Because the overgrowth may cause an increased risk of pediatric cancer—and with Madeline’s history of neuroblastoma—Melissa and Dr. George referred Sedona’s family to the Cancer Predisposition Program in the Aflac Cancer and Blood Disorders Center of Children’s. The center is one of the largest pediatric cancer and blood disorders programs in the country, treating more than 8,500 pediatric patients every year from 43 states across the U.S.

The program, which was established in 2017, allows families to pursue genetic testing to determine whether family members may be at an increased risk of developing tumors and cancer.

“The Cancer Predisposition Program will help develop a surveillance plan for Sedona to identify any cancers she may be at risk for developing,” Dr. George says. “Depending on results of her evaluation, they may be able to see if Madeline has the same pediatric cancer predisposition syndrome and help plan screening tests for her as well.”

A pediatric cancer predisposition syndrome occurs when a child is born with a genetic mutation that changes how a specific gene works. This gene, often called a tumor suppressor gene, cannot protect cells from becoming cancerous. This increases the overall risk for affected children to develop cancer or a number of benign tumors, especially at younger ages.

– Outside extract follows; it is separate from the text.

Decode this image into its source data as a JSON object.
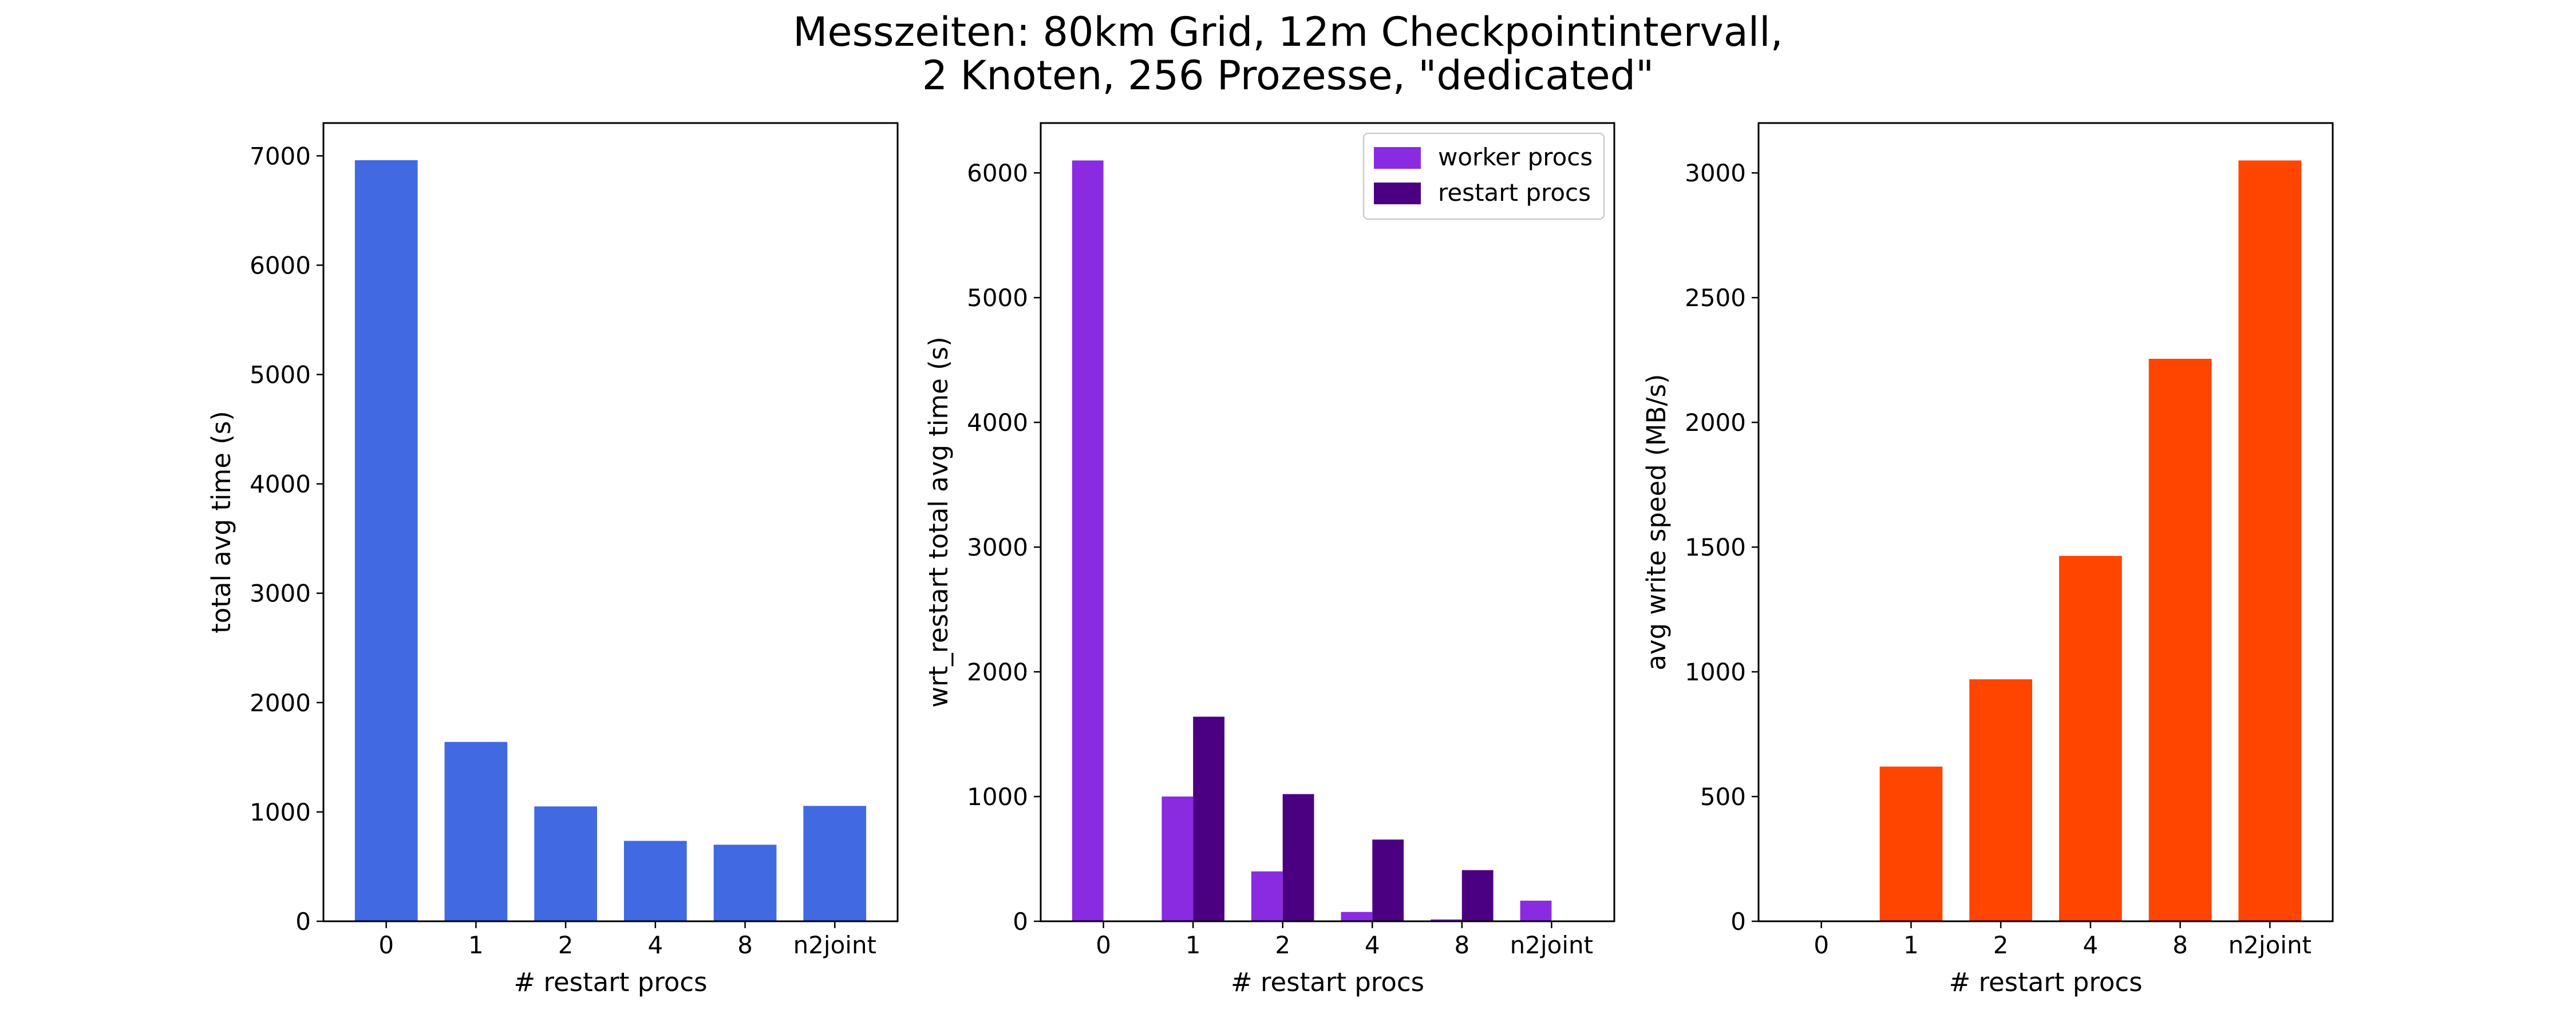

Children and family members are tested using the individual’s saliva or a blood test. “Sedona tested negative for any genetic markers or mutations, but we will continue to follow up yearly with the Cancer Predisposition Program team and continue with scans every three months for both girls,” says Bethany.

And while Bethany admitted that it would be nice to have a clear link between Madeline’s neuroblastoma and Sedona’s hemihypertrophy, she anticipates that one will develop during follow-up care with the center throughout the years as science advances. “We just want to make sure we can get the answers and advice to help our girls in the future. Also, I feel like our participation in the program will help advance science for other kids.”

“Bethany and Eric are true partners with us in the care of their children,” Melissa says. “They make appropriate inquires and are extremely dedicated and attentive to their children.”

Careful monitoring and comprehensive testing helps ensure a prompt diagnosis and treatment.

When cancer runs in the family, parents often struggle with the unknown. That’s why we help them stay one step ahead of a child’s diagnosis with regular screening and open communication.